Посланцем судьбы явился маленький Даниэль Ури. Розовощекий и ясноглазый, нежный и впечатлительный, как Купидон, Малыш Даниэль, прозванный так за невысокий рост и неполные восемнадцать лет, полюбил Василия с тех самых пор, как русский приятель незаметно для всех пожалел его. Даниэль был тронут и на стишок совсем не обиделся – сравнение с разочарованным пастушком, каким он мнил себя втайне, его повеселило, а скрытое доверие и искреннее чувство глубоко взволновали. Он тоже стал тяготиться обществом «новых» и, подметив схожие настроения у Тредиаковского, отважился пригласить русского на лекции своего кумира – профессора Шарля Ролленя.
В прошлом ректор Сорбонны, знаменитый педагог, историк и литератор, изгнанный отовсюду иезуитами, преподавал теперь в Королевском колледже – в последнем месте, дарованном ему высокими придворными покровителями.

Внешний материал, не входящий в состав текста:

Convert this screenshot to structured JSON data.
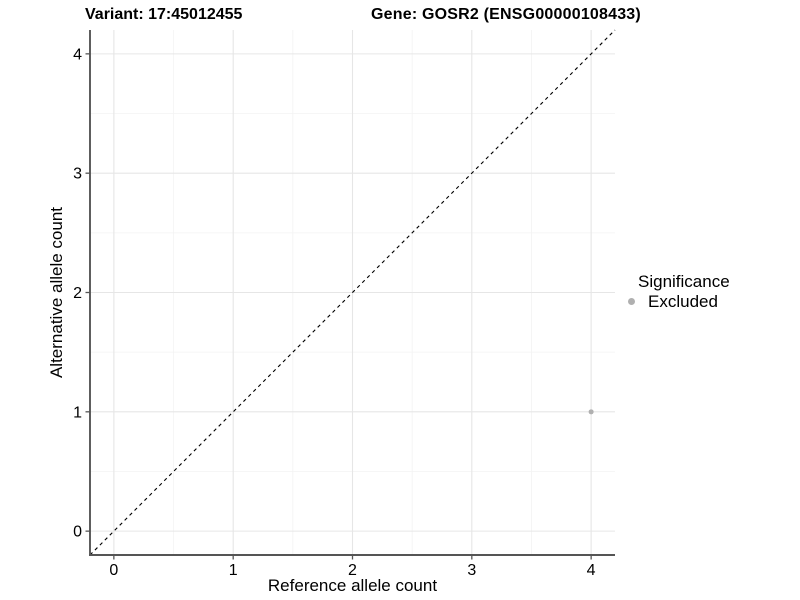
{
  "header": {
    "variant_title": "Variant: 17:45012455",
    "gene_title": "Gene: GOSR2 (ENSG00000108433)"
  },
  "chart_data": {
    "type": "scatter",
    "xlabel": "Reference allele count",
    "ylabel": "Alternative allele count",
    "xlim": [
      -0.2,
      4.2
    ],
    "ylim": [
      -0.2,
      4.2
    ],
    "xticks": [
      0,
      1,
      2,
      3,
      4
    ],
    "yticks": [
      0,
      1,
      2,
      3,
      4
    ],
    "minor_xticks": [
      0.5,
      1.5,
      2.5,
      3.5
    ],
    "minor_yticks": [
      0.5,
      1.5,
      2.5,
      3.5
    ],
    "grid": {
      "on": true,
      "major_color": "#e6e6e6",
      "minor_color": "#f3f3f3"
    },
    "axis_color": "#555555",
    "tick_label_color": "#000000",
    "identity_line": {
      "style": "dashed",
      "color": "#000000",
      "from": [
        -0.2,
        -0.2
      ],
      "to": [
        4.2,
        4.2
      ]
    },
    "series": [
      {
        "name": "Excluded",
        "color": "#b0b0b0",
        "points": [
          {
            "x": 4,
            "y": 1
          }
        ]
      }
    ],
    "legend": {
      "position": "right",
      "title": "Significance",
      "items": [
        {
          "label": "Excluded",
          "color": "#b0b0b0"
        }
      ]
    }
  }
}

О, как он говорил! Сухой, в пышных локонах седого парика профессор едва возвышался над кафедрой. В нынешнем 1728 году ему исполнилось шестьдесят семь лет, и был он очень еще крепок, а потому, верно, с первых слов завладевая аудиторией, держал ее в неспадаемом напряжении все отведенные ему два часа. Он читал лекции по древней истории, но кругозор его так был обширен, что, рассказывая о карфагенянах, вавилонянах или древних греках, он умудрялся делать ряд замечаний еще и о новой литературе, черпающей сюжеты из античных событий. Его сильный, с правильно рассчитанной интонацией голос рисовал портреты героев, полководцев и политиков так, что циклопические фигуры вставали перед глазами как живые люди и вместе с тем были как богочеловеки, как недосягаемые небожители Олимпа. Великая муза Клио, мудрейшая муза Клио – муза Истории – доводила слова профессора до ушей слушающих, и познавательные истории Истории были в тысячи раз интересней любой трагедии, любой басни и сравнимы были разве что с могучими эпическими поэмами по глубине звучания и соразмеренности хорошего и дурного, злого и доброго и прочих, и прочих двоиц, из коих когда-то давным-давно, как из мертвой глины, начала лепиться сама История человечества. Прирожденный Учитель и Наставник, вкладывал он подспудно в их головы примеры истинного поведения и морали.
Честность, скорее даже щепетильность в пользовании источниками, на которые он ссылался постоянно, выдавая себя лишь за скромного переводчика, создавала атмосферу доверия, рождала восхищение его отважным и кропотливым трудом собирателя, и слушающие лишь после, выйдя из зала, осознавали, что услышанное – плод работы ума и сердца этого невысокого сухонького старичка. Недаром издал он «Наставления» Квинтилиана, он и сам пел Историю, и тщательно отшлифованные, словно поверенные сперва пустынным морским берегам мысли и образы оставались в памяти как прекрасные творения древних ваятелей Человека, первыми познавших извилистые лабиринты судеб Вселенной.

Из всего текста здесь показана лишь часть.